Actualmente, muchos especialistas están interesados en responder este interrogante y en hablar de la automatización y de su impacto sobre los trabajadores y el mercado laboral. Sin embargo, la evidencia empírica existente es muy poca.

Un interesante aporte en este sentido es el que hace la reciente investigación “Robots estadounidenses y sus impactos en los trópicos”, publicada en octubre de 2020. Este estudio realizado por los autores Adriana D. Kugler, Maurice Kluger, Laura Ripani, y Rodimiro Rodrigo para National Bureau of Economic Research, plantea un análisis sobre cómo la robotización en Estados Unidos repercute directamente sobre el mercado laboral de Colombia y sus trabajadores, y sobre la relación comercial que existe entre ambos países.

La ecuación que se propone es la siguiente. Hasta hace un tiempo, a Estados Unidos le resultaba conveniente importar bienes fabricados en países como Colombia porque los costos en salario allí son más bajos. En la actualidad, con la incorporación de robots en el sector manufacturero estadounidense, lo que parecía ser una clara ventaja dejó de serlo. Ahora, es más redituable deslocalizar la producción en lugar de importar desde Colombia.

Para ejemplificar, el informe cita el caso del Grupo Phoenix, una empresa multinacional de la industria del envasado de alimentos y bebidas que decidió migrar su producción (y los puestos de trabajo) de Colombia a los Estados Unidos.

Estos efectos económicos sobre la fuerza laboral se observan principalmente en los sectores automotriz, de alimentos y bebidas y en la electrónica. Tal como se puede esperar, las peores consecuencias recaen sobre las mujeres, los trabajadores de mayor edad y sobre aquellos que poseen menos formación; lo que presupone que esta robotización además de la reducción de empleo y de salarios puede estar aumentando también la brecha de desigualdad.

Ciertamente, empieza a haber evidencia que comprueba que el avance tecnológico reemplaza la fuerza laboral del hombre con software, hardware, robots, inteligencia artificial y la automatización.

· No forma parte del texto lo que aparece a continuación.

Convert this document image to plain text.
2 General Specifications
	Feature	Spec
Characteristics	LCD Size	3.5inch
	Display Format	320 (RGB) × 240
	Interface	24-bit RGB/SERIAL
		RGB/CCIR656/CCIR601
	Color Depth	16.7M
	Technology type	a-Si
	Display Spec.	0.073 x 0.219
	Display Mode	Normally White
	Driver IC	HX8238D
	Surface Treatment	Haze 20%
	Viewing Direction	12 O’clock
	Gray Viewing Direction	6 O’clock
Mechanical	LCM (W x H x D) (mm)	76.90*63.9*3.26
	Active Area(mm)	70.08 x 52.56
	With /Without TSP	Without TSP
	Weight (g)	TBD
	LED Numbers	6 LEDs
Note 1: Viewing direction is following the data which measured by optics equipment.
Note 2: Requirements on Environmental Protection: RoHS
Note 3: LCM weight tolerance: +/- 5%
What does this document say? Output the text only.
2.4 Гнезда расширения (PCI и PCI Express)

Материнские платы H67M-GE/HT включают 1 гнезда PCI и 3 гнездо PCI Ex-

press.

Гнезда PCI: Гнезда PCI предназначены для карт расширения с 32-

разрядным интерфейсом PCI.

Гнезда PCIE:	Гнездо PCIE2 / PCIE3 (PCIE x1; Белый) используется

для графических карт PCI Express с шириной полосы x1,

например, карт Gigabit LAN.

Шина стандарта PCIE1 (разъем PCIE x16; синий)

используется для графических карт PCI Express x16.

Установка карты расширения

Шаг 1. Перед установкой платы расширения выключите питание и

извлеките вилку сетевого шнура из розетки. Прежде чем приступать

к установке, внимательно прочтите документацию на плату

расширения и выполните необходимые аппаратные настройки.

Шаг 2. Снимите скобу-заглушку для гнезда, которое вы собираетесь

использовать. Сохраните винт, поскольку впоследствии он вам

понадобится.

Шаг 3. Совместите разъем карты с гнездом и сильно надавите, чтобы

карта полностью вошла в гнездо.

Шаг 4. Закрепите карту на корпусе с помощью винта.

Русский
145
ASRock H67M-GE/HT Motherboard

Un hecho puntual que considero que aceleró esto fue la guerra comercial entre Estados Unidos y China.

Este conflicto provocó la salida del país asiático y el efecto back home de muchas empresas radicadas allí y que tuvieron que volver a Estados Unidos. En su regreso, estas empresas se enfrentaron al aumento en los costos de producción en comparación con Oriente y, por eso, optaron por la automatización e incorporación de los robots. Como dice la autora Laura Ripani, especialista del Banco Interamericano de Desarrollo: “El canal a través del cual se producen estos efectos es el mismo que caracterizó el fenómeno de offshoring durante las décadas pasadas y que ahora, por la automatización, puede dar pie a un proceso de reshoring o nearshoring. Al reducir la necesidad del trabajo humano y, por tanto, los costos laborales de producción. La automatización está provocando que lo que antes se producía en economías en desarrollo vuelva a producirse en países desarrollados”.

Ahora bien, ¿qué pasará con América Latina? ¿Cuánto tiempo más se podrá sostener la comercialización con países desarrollados si estos incorporan cada vez más tecnología en sus cadenas de producción? ¿Qué sectores deberíamos priorizar en la región, para invertir, fortalecerlos y que continúen siendo fuentes de trabajo locales? ¿Cuál es la oferta laboral necesaria para aquellos trabajadores de sectores que presentan menos oportunidades de crecimiento?

Estos interrogantes y muchos otros relacionados al futuro del trabajo en la pospandemia son debates que debemos dar en América Latina, sin prejuicios, dejando la política partidaria de lado y mirando en la automatización una oportunidad para nuestro fortalecimiento y desarrollo.

Para esto será fundamental abordar una agenda de temas en común y planificar políticas que requieran de la atención y acción de los gobiernos, las comunidades, los empresarios e inversionistas.